8. Ardha Chakra Asana (Half Wheel Pose)
It is an intermediate asana that you can do as a preparatory pose for Chakrasana. You can practice the pose by standing straight and raising your hands towards the top of your head. Slowly bend your body backwards to an angle where you will be comfortable. It tones the shoulders and thighs. Apart from that, it also improves respiratory power.
9. Virabhadra Asana (Warrior Pose)
It is another lunging forward type of asana. Your body will resemble the warriors, who can strike at any moment. The hamstring, hips, and shoulders are affected if you practice the asana on a daily basis. You can practice a variety of yogic postures.
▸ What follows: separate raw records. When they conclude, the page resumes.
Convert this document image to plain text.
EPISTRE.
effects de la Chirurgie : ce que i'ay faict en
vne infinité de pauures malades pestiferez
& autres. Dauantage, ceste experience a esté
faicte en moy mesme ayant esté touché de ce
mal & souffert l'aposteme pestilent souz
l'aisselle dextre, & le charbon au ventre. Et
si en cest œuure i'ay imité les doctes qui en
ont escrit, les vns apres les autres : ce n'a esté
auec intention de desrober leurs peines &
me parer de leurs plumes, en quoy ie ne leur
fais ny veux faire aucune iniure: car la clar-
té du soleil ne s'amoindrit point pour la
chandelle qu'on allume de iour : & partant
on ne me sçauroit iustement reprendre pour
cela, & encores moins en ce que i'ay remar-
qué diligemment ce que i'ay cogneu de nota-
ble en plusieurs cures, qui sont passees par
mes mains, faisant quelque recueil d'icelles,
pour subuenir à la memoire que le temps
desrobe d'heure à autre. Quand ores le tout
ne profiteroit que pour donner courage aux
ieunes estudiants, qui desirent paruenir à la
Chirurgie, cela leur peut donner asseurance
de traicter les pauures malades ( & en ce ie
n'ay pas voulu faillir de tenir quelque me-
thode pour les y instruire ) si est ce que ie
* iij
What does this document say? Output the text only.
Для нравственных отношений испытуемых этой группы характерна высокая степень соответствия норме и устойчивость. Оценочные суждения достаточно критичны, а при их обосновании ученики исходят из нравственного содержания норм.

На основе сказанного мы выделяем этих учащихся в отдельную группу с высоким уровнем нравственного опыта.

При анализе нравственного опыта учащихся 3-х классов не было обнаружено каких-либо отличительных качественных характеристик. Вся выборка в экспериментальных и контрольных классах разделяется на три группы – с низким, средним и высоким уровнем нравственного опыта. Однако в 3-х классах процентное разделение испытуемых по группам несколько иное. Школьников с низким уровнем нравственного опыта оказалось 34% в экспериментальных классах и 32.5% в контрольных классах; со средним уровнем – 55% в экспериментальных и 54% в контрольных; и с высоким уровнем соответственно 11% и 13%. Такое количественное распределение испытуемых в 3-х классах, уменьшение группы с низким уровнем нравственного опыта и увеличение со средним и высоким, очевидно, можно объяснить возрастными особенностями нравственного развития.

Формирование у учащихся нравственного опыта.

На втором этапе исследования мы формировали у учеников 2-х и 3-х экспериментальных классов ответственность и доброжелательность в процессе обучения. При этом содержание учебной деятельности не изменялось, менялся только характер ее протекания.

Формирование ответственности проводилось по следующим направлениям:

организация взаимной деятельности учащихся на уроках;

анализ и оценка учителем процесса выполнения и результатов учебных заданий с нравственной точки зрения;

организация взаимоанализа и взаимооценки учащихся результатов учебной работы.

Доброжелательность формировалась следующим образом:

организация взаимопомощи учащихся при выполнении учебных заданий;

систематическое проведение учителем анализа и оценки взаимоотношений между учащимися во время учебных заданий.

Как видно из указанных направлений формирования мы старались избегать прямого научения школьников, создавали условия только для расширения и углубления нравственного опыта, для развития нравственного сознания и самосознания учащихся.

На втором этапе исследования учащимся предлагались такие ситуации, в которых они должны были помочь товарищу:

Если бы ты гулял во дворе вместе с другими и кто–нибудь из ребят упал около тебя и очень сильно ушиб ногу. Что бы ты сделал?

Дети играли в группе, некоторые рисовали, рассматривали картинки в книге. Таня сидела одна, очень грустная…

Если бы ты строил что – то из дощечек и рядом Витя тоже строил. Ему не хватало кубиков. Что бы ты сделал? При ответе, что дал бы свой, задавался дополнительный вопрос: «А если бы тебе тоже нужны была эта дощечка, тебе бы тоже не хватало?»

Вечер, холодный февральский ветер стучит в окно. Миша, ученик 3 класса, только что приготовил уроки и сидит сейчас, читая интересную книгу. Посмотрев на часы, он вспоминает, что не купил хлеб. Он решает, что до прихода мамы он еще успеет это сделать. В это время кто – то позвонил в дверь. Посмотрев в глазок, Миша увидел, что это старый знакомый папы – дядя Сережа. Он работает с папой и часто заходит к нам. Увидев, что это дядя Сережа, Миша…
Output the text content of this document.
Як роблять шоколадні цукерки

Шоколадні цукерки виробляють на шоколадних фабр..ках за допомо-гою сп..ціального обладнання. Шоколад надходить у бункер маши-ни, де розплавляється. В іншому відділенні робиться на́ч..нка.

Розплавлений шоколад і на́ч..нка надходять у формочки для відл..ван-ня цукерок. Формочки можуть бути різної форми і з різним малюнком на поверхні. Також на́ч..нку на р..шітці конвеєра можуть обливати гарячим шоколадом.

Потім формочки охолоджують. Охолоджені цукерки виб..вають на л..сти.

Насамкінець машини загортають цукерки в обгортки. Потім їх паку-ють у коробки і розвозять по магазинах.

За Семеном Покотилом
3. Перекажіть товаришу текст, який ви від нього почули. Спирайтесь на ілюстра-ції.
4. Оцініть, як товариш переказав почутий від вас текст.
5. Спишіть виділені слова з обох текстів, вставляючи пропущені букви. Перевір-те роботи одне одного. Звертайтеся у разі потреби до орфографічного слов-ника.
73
It is a standing asana.
10. Eka pada Asana (One Leg Pose)
You can also practice this asana to improve the balance and stability of the body. You have to raise your hands in a ‘Namaste’ and raise your hands up, and slowly bring them in front. Lift one leg straight and keep it parallel to the floor. Your hands and one leg should be in a straight line.
These are the 10 standing asanas that you can do to prepare yourself for advanced postures.
Final Thoughts
When you first start doing these yoga standing poses, things may feel a bit awkward, and that is completely okay. Nobody gets it right on the first try, and that is the beauty of yoga. With a little bit of practice each day, you will slowly start to feel the difference in your body. Your legs get stronger, your mind feels lighter and even your posture starts to improve without you even realising it.
The best part about these standing yoga asanas is that you do not need a gym or any equipment to do them. Just a little space and your own willingness to try. Some days will feel great, and some days your body just won’t cooperate, and that is perfectly normal. Just keep going, be easy on yourself and trust that every small effort you put in is adding up to something good. That is really all yoga asks of you.